Seems pretty wildly different to me. Here's a few differences I've noticed so far:
Meteor provides access to the MongoDB API from the client side, which is awesome, but it doesn't provide any way to lock it down, which means anyone can open up their javascript console and delete all your records. They plan to fix this by adding authorization, but for now Meteor is more of a fun toy to use only with people you trust not to mess up your data. That makes it great for single user or small group collaborative applications.
Derby has a very different model API which is synchronized in memory on the server side, rather than via a database, and it will only passively persisted to disk... when the devs get around to writing that part.
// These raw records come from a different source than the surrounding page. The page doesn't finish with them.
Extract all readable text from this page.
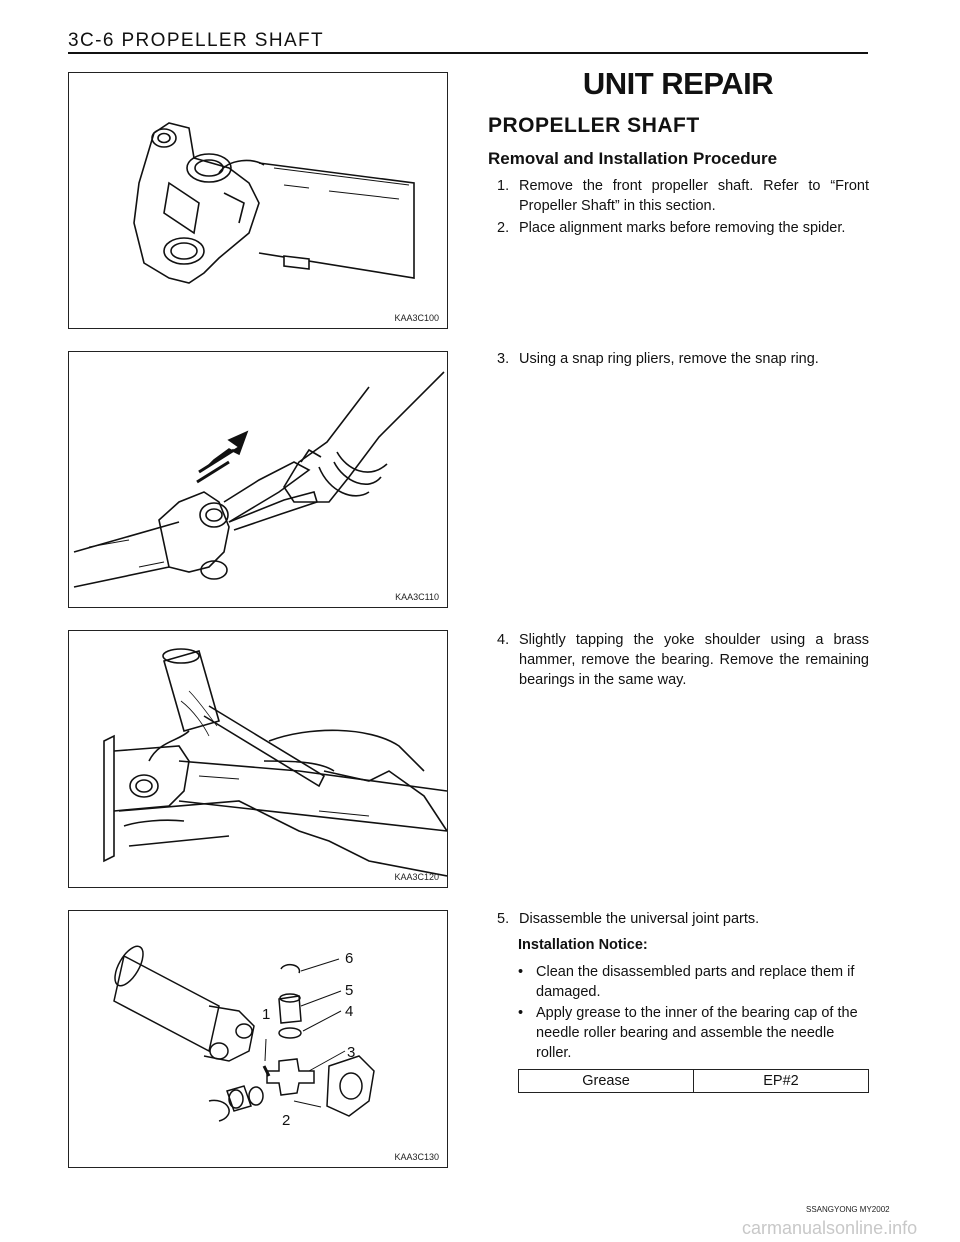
3C-6 PROPELLER SHAFT
KAA3C100
KAA3C110
KAA3C120
6
5
4
1
3
2
KAA3C130
UNIT REPAIR
PROPELLER SHAFT
Removal and Installation Procedure
1. Remove the front propeller shaft. Refer to “Front Propeller Shaft” in this section.
2. Place alignment marks before removing the spider.
3. Using a snap ring pliers, remove the snap ring.
4. Slightly tapping the yoke shoulder using a brass hammer, remove the bearing. Remove the remaining bearings in the same way.
5. Disassemble the universal joint parts.
Installation Notice:
• Clean the disassembled parts and replace them if damaged.
• Apply grease to the inner of the bearing cap of the needle roller bearing and assemble the needle roller.
Grease	EP#2
SSANGYONG MY2002
carmanualsonline.info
Meteor will host your code for you! That is pretty awesome of them I must say. Also they have videos and exercises along with their examples, which makes it easy to lean. Derby doesn't even tell you how to run their examples on your own box :P. I still can't figure out how to run them =[.
Derby has nice conflict resolution and offline support, including operational transformations. This was the main draw of it, for me. With Meteor, you have to craft Mongo database queries in such a way that you don't end up clobbering your data, and clients automatically decide which data binding subscriptions to believe when they receive conflicting information based on which subscription was made first.
Meteor doesn't require any special syntax to do data binding. It just binds all values by default, like Angular does. Derby takes the Knockout approach and only binds what you tell it to.
Meteor runs every request on the server side in its own thread like traditional web servers do, while Derby does things the Node way and uses Express.
In Meteor you declare event handlers using selectors like in Backbone, while in Derby you can declare them in x-bind attributes.
I'm sure there are a lot more differences, but these are the main things I noticed when I was reading the documentation on both sites.